A world shrouded in uncertainty

So much the kirchnerists like the many who do not want them, they agree that the country is about to hit a wall and that afterward almost nothing will be as it was before. Needless to say, they are not in a position to tell us much about the future that awaits us; The clouds that cover the horizon have become so thick that it is difficult to glimpse what could happen in the coming weeks, while on December 10, 2023, when according to the electoral calendar the mandate of the Fernandezes, seems so distant that few dare to speculate about what could happen in the months that separate us from that date. They only know that soon there will be more poor people and that, even if the next government is a paragon of efficiency headed by a charismatic statist, society has years ahead of them that will be extremely difficult.

But it’s not just about the Argentina. In this respect, it is a pioneer country, perhaps because it ingested the populist elixir before the others and has had plenty of time to absorb the consequences. Be that as it may, a very similar climate prevails in much of the world. It would seem that they are running out, one after another, of those national, political and even artistic projects that, by providing an illusion of order and thereby justifying the efforts of those who made them their hallmark, affected the behavior of virtually everyone. perhaps to be too ambitiousnot even the most promising have achieved the objectives that they entailed in their own way.

The lack of convincing answers to the questions that are emerging, of guiding ideas that are capable of replacing those that already seem outdated, may turn out to be even more dangerous than any concrete problem. Periods marked by uncertainty, such as the current one, have always been conducive to demagogues who sell easy, if not vindictive, fantasies. A century ago, communism, fascism, Nazism and their various variants filled the void left by the chaotic collapse of the nineteenth-century “normality”. Will the creeds that are being elaborated in the minds of those who are fed up with the prevailing restlessness be more benign?

The break with the recent past became official, so to speak, in mid-February with the start of the war of conquest that is being waged Russia in an attempt to seize Ukraine and thus begin with the reconstruction of the empire of the tsars. This bloody conflict broke out just when those in charge of the international economy were beginning to face more seriously the ravages caused by the pandemic that, in almost all countries, induced their rulers to print more money to finance social assistance programs, which assured that, with time, they would be faced with an inflationary wave, hence the adjustments that are already underway not only here but also in North America and Europe.

The somewhat belated efforts of the monetary authorities of the rich countries to defend the value of the dollar, the euro and the pound sterling will harm the poorer countries which, without credit at low rates, will have to rely on their usually very precarious own resources. Some as Sri Lankahave already seen their standard of living plummet. Others, including Egypt, Lebanon and, of course, Argentina, share the same fate. It is also feared that unless the ports through which the agricultural exports of Ukraine and Russiathere are famines in Africa, the Middle East and large parts of South Asia that drive a new wave of refugees towards Europe.

For now at least, the leaders of the rich countries are prioritizing the defense of their own immediate interests and are therefore reluctant to help the poor. Although in some circles the conviction persists that it is up to Westerners to take more responsibility for what happens in theor what some still call “the third world”, the consensus is that it is the duty of local authorities, however corrupt and inept, to solve all the problems that afflict their particular countries. Is such an attitude selfish? In a way it is, but it is understandable that, after the failure humiliating of the attempts to transform societies of traditions that are incompatible with western ones in modern democracies, North Americans and Europeans have preferred to limit themselves to giving advice and offering humanitarian aid without asking much in return.

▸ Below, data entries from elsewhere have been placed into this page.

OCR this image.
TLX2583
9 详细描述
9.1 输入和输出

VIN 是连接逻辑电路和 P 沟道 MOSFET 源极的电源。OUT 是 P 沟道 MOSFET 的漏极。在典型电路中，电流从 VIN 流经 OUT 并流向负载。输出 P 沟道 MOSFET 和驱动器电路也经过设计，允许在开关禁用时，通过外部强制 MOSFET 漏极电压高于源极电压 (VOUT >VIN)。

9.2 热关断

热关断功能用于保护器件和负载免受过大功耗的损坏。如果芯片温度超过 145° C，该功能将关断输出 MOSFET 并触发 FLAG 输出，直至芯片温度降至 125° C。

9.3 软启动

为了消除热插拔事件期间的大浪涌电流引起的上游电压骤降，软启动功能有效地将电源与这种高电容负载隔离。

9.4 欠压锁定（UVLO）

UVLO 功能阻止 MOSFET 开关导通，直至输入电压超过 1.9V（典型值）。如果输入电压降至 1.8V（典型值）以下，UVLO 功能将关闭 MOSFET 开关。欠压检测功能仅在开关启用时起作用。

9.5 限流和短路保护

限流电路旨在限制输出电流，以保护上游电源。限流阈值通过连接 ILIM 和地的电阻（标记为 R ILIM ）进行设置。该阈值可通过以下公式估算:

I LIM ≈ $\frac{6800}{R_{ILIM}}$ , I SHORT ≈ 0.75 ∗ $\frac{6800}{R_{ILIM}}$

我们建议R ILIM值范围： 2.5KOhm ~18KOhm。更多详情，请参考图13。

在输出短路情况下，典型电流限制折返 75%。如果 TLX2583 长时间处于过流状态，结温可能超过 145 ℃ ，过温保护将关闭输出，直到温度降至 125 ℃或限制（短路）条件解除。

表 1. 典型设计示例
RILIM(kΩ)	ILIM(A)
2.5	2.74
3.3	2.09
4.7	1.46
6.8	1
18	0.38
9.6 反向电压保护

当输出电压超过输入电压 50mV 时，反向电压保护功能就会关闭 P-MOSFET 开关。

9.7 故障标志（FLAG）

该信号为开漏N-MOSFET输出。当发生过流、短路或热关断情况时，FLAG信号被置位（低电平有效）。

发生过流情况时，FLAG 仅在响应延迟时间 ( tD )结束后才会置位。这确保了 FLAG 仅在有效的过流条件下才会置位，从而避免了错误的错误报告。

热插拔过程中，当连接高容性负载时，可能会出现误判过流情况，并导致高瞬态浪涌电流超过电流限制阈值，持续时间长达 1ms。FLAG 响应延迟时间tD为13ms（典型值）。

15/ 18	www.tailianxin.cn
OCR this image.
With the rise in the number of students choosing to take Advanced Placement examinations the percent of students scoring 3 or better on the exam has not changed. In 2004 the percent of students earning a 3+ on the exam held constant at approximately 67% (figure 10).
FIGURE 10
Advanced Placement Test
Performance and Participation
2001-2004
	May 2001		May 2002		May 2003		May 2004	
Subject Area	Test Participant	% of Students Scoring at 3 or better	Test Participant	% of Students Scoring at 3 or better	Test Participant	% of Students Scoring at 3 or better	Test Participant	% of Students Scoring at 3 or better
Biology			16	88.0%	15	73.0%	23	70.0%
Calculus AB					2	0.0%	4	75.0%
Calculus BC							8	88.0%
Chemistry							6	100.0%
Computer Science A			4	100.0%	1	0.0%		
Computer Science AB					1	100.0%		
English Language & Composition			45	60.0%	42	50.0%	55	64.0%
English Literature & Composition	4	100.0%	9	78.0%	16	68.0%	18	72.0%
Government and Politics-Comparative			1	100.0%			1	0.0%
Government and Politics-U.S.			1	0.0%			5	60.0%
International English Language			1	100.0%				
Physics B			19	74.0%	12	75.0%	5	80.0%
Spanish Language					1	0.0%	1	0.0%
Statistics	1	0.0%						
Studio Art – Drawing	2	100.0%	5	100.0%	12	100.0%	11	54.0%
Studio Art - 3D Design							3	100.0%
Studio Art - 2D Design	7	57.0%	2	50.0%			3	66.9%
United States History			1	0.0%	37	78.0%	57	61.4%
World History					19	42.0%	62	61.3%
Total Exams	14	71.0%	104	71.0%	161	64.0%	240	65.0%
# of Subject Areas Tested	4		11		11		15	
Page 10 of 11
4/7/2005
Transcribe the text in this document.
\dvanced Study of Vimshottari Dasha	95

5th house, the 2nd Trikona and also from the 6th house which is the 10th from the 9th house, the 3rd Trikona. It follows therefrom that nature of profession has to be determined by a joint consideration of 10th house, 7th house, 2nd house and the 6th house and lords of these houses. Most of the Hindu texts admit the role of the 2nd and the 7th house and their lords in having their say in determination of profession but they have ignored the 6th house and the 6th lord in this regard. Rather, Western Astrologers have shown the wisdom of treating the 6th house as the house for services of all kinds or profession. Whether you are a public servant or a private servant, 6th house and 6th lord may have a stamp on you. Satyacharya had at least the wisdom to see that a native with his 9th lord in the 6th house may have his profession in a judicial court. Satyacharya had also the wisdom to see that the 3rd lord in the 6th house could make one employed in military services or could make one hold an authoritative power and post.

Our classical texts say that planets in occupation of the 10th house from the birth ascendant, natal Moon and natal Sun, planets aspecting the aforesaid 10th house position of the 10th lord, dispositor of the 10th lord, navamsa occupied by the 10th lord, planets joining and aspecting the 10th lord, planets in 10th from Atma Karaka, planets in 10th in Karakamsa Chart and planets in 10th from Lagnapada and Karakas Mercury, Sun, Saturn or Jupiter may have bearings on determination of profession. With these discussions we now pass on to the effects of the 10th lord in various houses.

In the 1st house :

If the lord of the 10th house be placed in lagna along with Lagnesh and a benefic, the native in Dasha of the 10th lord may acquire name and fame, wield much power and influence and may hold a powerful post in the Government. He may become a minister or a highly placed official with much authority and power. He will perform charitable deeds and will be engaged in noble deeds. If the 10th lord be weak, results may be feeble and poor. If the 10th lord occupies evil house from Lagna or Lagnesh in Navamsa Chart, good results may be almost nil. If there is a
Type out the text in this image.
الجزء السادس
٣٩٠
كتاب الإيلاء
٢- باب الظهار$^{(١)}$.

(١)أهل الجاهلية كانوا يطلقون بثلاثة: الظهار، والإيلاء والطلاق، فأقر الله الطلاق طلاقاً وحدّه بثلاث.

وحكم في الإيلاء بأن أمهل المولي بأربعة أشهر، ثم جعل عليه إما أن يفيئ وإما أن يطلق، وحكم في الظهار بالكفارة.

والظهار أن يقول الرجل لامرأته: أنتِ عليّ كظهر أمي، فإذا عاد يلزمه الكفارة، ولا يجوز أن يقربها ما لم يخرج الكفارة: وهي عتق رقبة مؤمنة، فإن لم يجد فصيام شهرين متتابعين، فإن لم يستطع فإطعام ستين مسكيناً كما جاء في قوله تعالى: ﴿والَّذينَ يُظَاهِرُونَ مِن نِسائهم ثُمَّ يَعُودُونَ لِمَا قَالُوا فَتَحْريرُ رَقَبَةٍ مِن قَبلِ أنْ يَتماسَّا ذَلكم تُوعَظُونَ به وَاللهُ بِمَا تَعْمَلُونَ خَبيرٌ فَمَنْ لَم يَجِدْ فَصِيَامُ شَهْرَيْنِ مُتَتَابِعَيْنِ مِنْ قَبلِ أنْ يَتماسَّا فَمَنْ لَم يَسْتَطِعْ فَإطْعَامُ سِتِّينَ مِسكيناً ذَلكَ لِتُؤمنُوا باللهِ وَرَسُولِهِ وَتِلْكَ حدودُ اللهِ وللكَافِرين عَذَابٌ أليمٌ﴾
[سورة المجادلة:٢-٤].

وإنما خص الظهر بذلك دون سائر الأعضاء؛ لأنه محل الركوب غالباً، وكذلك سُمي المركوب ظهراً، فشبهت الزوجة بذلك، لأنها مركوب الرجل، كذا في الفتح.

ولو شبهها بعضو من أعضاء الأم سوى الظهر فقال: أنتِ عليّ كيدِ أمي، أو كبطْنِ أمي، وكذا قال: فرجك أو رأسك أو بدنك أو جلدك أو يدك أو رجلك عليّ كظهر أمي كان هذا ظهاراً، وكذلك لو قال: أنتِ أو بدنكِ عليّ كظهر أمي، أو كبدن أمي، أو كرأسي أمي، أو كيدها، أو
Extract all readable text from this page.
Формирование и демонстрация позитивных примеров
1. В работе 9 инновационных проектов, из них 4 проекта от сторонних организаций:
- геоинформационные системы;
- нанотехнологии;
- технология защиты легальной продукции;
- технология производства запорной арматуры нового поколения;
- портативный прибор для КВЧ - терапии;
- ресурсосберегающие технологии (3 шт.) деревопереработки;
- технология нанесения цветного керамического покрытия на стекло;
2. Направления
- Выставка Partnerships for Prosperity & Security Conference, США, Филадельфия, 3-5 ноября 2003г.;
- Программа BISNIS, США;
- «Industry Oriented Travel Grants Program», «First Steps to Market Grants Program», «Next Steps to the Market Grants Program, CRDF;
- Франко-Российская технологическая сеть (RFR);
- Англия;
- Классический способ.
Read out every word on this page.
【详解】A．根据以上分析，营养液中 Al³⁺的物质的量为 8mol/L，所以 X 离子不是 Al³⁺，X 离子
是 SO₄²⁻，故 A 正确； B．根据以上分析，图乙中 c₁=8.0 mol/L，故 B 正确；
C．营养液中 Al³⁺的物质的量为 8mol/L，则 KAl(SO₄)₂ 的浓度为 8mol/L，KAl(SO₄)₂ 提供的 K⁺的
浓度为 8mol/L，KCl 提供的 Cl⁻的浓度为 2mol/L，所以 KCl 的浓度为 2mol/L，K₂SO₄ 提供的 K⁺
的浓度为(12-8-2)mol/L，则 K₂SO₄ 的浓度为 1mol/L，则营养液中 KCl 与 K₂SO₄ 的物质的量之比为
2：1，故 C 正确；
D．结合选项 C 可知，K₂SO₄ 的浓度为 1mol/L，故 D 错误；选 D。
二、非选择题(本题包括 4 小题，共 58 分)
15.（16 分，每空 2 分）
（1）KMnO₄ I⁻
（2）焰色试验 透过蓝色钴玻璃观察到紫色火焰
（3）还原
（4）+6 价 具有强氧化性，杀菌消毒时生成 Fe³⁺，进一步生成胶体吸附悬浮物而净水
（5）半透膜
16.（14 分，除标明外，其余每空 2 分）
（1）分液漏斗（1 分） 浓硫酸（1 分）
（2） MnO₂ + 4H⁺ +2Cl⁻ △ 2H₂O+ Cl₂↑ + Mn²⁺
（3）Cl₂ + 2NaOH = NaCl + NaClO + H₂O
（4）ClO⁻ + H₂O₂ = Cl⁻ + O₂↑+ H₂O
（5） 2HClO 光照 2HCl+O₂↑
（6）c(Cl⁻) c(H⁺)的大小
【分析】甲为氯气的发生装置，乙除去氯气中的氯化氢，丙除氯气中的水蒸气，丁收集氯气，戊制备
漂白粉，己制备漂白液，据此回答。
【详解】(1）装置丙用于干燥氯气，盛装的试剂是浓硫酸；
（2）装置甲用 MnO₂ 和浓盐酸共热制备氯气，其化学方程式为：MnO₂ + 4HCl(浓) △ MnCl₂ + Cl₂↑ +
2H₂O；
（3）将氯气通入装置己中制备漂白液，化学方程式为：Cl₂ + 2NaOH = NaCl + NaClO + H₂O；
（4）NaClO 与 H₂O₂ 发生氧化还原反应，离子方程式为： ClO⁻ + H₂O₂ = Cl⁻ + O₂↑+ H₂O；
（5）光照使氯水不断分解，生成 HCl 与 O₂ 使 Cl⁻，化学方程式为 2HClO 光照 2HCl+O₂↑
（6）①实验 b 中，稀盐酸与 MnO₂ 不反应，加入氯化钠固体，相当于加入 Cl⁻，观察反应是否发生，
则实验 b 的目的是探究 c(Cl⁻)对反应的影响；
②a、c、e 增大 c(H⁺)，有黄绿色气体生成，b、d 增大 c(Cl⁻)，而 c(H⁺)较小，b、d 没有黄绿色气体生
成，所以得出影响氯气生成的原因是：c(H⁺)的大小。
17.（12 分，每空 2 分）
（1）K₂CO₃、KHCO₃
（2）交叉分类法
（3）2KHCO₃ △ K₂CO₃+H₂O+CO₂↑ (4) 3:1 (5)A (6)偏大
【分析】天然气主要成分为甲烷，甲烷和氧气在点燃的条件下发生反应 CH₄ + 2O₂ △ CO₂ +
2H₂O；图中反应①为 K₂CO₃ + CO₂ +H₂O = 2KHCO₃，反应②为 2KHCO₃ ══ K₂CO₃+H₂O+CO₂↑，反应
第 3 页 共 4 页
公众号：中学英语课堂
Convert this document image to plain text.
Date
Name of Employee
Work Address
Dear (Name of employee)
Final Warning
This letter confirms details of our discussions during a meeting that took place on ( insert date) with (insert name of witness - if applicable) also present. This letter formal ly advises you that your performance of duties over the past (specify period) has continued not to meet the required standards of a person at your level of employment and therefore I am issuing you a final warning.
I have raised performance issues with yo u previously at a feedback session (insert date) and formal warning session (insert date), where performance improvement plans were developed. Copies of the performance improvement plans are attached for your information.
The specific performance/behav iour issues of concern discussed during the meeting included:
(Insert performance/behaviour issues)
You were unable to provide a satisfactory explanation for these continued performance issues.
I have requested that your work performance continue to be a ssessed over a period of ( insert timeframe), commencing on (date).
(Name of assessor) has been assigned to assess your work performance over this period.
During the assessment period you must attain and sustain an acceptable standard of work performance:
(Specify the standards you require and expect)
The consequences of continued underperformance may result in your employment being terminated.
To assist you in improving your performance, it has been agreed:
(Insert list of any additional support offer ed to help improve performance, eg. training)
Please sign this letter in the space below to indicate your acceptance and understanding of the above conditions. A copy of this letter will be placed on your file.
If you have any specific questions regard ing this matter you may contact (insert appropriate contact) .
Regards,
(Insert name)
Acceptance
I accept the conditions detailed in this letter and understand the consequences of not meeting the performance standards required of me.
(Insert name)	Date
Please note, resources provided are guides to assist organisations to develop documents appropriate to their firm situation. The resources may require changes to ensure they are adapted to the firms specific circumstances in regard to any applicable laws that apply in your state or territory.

Shocked by Westerners’ loss of confidence in the superiority of their own values, leaders of China and the Muslim world they are determined to seize what for them is a historic opportunity. From his point of view, the obsessive “self-criticism” of the intellectual elites of USA and, if less viscerally, of certain European countries, it is a sign of weakness, a sign that at last the West, which, less than a century ago, was able to treat the rest of the world like a battlefield in Given that it was given to resolve their internal differences without worrying at all about the opinion of its inhabitants, it is finally beating a retreat.

share such opinion Vladimir Putin; he imagined that the Americans and Europeans would let him take over the Ukraine without doing much more than condemning him in the UN and apply some symbolic economic sanctions. He was wrong. To his surprise, Westerners understood that it would be suicidal to allow him to change the rules that have dominated international relations for decades, one of the most basic of which is that existing borders must always be respected, however arbitrary some may seem. While in dozens of places it is tantalizingly easy to attribute them to historical injustices, to seek to change them by force, as it is trying to do Putin, would unleash chaos. With arguments similar to those used by the Russian autocrat, the Chinese regime could try to take over Taiwan while Turkey, whose “sultan” Recep Erdogan has imperial aspirations much like Putin’s, hints that it has the right to invade a number of Greek islands.